1. typical breakfast is a protein shake with EAS Whey protein powder, cottage cheese, Splenda, frozen strawberries, flax seed and ice.
2. lunch is usually turkey sandwich on Joseph's Oat flax pita with baby carrots
3. healthy snacks are string cheese, apples, pita w/peanut butter, Greek yogurt (plain fat free)add Splenda and flax seed, hard boiled egg, instand oatmeal with protein powder, Jello sugar free pudding or jello
4. If I snack...I eat every 3 hours. Small frequent meals and snacks. Keeps the metabolism burning hot.
5. favorite meals-Pizza made on pita bread or shredded chicken breast with steamed veggies and stir fry sauce
6. Exercise I enjoy is weight lifting, running and exercise DVDs.
7. I strength train Monday/Wednesday/Friday. My favorite body part to train is triceps. Cardio Tuesday/Thursday and one weekend day.

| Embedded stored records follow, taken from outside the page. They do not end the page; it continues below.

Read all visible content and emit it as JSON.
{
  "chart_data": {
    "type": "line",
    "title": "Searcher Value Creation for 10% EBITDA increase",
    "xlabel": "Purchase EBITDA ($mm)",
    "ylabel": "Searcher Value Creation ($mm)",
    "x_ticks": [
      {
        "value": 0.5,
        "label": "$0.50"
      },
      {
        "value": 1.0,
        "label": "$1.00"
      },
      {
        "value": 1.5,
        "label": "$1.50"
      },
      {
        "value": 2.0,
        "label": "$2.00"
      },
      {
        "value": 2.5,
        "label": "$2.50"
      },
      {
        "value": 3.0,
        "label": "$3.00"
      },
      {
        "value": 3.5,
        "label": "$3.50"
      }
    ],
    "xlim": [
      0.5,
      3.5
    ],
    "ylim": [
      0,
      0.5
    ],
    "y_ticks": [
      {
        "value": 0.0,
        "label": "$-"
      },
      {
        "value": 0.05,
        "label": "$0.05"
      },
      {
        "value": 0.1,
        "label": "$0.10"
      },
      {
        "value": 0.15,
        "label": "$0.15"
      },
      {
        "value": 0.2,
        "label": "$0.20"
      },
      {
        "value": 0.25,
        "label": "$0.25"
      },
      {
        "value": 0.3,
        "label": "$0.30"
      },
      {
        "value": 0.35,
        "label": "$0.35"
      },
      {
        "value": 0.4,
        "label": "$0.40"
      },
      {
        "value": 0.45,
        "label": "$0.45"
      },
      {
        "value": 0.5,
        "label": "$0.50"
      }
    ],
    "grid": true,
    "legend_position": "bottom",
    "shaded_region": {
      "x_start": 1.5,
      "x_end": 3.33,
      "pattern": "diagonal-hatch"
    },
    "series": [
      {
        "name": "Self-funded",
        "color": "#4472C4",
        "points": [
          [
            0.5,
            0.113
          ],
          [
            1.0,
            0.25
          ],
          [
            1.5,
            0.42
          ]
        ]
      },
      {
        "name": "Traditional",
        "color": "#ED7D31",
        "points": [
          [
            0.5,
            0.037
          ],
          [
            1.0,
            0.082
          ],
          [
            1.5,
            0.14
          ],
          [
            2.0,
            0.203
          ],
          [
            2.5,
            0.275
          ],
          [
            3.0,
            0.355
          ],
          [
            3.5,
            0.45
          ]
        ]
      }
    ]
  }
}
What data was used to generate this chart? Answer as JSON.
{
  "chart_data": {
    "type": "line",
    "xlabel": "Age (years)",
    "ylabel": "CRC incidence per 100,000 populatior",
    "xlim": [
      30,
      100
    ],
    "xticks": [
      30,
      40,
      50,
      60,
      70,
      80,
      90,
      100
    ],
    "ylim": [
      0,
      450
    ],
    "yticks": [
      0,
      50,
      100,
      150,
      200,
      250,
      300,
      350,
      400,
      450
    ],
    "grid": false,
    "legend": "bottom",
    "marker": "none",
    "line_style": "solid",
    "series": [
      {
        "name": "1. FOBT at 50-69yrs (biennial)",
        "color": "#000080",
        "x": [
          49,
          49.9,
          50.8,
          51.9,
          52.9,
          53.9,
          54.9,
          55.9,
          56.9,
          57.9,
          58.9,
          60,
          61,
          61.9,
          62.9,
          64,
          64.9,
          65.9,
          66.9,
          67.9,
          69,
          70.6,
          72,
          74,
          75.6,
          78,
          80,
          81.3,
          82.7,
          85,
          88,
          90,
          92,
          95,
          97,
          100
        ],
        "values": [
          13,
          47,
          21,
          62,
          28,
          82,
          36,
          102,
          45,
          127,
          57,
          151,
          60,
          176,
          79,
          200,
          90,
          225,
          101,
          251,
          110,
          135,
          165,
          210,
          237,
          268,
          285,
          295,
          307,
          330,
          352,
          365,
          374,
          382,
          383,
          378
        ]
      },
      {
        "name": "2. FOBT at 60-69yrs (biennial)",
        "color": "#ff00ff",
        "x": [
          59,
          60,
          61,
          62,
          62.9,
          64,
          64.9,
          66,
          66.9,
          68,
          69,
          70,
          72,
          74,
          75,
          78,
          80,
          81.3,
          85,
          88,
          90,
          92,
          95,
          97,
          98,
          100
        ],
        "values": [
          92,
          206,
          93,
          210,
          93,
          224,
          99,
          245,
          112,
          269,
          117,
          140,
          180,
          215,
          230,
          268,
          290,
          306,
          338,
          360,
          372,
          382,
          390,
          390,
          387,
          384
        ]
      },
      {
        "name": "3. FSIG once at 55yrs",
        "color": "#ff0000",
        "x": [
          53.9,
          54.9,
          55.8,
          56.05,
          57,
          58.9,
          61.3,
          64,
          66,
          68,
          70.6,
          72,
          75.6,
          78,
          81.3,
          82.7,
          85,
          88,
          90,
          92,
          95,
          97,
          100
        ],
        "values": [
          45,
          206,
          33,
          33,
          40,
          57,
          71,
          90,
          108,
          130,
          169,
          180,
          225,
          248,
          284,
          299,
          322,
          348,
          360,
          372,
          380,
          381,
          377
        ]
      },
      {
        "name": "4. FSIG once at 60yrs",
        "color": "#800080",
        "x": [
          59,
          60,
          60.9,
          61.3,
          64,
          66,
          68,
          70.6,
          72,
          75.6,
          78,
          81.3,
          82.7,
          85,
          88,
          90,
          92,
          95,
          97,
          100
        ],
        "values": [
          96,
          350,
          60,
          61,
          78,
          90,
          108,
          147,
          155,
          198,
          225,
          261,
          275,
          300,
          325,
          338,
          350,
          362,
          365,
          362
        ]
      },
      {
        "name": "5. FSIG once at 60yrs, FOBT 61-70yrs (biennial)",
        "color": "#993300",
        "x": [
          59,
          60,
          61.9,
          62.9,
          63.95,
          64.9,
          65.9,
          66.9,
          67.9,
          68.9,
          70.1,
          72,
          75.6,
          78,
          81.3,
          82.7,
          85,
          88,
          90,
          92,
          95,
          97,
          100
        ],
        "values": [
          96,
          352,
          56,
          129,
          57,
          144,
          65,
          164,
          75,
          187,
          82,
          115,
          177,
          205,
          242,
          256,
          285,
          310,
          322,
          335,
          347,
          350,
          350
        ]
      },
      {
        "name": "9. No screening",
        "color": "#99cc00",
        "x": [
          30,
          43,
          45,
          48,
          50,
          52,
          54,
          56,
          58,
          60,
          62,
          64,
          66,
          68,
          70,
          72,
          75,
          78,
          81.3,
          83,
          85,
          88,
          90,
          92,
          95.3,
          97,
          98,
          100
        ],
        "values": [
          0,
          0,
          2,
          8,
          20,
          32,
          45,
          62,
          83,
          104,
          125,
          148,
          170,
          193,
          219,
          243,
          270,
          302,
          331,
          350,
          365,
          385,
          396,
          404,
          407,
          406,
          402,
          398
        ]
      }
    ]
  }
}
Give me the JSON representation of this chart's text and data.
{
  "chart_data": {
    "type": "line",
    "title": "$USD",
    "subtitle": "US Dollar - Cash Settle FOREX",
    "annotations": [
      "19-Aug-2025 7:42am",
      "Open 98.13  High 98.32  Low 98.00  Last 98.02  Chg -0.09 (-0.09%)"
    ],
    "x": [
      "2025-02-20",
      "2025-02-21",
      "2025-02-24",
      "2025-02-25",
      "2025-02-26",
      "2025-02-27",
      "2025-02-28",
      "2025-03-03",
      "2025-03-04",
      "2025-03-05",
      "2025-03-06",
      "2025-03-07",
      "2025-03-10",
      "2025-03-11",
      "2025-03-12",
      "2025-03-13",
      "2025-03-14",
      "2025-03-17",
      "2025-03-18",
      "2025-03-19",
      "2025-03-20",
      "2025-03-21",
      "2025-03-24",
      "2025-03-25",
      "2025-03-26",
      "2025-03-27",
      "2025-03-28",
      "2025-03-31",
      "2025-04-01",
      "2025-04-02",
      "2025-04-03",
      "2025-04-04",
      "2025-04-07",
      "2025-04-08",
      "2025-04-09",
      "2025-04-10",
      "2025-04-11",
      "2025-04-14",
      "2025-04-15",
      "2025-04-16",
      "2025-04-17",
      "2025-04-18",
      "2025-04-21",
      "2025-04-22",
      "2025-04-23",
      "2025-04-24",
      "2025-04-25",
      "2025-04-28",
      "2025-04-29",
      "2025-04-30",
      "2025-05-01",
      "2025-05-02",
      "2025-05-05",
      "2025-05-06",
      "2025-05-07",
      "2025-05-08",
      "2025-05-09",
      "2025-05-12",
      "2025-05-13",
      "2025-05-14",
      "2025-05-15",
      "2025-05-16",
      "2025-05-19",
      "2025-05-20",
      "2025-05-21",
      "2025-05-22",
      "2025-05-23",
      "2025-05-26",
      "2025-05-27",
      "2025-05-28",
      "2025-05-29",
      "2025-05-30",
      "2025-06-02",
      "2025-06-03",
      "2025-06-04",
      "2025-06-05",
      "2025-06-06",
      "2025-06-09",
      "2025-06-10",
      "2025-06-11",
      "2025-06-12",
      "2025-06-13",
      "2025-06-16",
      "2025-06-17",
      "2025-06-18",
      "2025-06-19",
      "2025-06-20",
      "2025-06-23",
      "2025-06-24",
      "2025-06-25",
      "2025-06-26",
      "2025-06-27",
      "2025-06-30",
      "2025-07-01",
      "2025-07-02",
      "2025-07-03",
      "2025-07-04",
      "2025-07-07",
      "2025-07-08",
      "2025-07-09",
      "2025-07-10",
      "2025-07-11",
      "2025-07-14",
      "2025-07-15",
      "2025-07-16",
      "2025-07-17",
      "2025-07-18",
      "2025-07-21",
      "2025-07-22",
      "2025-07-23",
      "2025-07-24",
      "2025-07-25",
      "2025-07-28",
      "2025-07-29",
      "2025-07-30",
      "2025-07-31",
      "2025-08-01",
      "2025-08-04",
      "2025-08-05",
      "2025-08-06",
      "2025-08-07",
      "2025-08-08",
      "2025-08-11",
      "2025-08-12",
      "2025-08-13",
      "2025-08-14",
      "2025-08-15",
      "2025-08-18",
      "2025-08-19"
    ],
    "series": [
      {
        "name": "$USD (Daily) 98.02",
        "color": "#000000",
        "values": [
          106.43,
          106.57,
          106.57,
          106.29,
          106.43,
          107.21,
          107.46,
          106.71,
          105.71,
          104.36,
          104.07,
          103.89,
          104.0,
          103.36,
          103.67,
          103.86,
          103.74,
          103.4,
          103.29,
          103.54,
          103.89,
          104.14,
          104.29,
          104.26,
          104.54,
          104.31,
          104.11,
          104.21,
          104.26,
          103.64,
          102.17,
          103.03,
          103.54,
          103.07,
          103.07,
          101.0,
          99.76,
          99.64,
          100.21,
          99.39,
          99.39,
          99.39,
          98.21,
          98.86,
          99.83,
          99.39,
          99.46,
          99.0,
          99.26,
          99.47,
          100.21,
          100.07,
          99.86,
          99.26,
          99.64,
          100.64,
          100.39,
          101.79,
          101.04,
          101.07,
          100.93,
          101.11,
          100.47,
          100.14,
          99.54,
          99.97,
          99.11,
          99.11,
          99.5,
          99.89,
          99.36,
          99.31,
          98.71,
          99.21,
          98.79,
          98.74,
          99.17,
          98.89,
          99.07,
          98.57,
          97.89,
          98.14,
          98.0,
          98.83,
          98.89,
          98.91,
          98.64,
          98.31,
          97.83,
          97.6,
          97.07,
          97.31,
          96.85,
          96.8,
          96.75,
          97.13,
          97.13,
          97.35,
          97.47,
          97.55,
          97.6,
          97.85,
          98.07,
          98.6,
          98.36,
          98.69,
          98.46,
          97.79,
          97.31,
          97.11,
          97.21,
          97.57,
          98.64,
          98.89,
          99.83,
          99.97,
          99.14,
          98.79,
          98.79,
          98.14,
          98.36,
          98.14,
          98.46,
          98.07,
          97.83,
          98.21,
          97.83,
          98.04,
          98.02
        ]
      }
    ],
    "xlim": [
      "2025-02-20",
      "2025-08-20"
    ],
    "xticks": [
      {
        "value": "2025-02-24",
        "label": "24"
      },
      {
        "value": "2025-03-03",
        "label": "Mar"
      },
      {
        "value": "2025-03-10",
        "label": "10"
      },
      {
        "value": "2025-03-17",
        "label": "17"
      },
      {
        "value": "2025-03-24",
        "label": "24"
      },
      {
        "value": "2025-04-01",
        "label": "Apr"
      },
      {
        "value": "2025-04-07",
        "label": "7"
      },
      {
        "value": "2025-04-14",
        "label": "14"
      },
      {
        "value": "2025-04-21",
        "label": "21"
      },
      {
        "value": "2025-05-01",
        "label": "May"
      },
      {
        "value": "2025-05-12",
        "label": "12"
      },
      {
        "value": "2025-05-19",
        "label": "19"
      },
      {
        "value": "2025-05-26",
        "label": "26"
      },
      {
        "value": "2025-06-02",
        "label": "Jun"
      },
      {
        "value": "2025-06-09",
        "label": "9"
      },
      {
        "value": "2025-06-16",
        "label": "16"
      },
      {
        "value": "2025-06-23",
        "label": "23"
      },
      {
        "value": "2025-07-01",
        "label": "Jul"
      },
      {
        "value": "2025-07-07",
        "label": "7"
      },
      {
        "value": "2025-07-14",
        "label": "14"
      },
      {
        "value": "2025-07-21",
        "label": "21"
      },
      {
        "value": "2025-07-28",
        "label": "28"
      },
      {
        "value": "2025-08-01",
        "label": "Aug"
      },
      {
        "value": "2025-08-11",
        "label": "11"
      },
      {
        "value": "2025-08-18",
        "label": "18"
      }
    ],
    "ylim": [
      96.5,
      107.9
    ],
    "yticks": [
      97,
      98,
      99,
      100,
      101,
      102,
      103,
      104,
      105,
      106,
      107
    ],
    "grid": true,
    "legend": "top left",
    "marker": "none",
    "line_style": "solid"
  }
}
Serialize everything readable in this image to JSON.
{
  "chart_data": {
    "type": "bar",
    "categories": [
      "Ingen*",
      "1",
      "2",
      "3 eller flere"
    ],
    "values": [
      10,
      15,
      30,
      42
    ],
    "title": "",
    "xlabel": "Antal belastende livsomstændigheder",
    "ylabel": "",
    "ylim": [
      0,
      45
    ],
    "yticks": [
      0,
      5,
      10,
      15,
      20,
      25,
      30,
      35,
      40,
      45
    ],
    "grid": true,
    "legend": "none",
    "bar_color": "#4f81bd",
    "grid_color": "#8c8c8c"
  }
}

8. I don't take time for myself each day. That is something I need to work on. My husband and I own our own business and that pretty much takes up our time.
9. To recharge my batteries-I read for pleasure, not work. I run for pleasure, not a goal. I nap! I love naps!
10. The best advice I could give someone is to keep a food journal. My husband and I have kept one for almost 3 years. You keep a register for your checking account, right? Isn't your health worth more than money?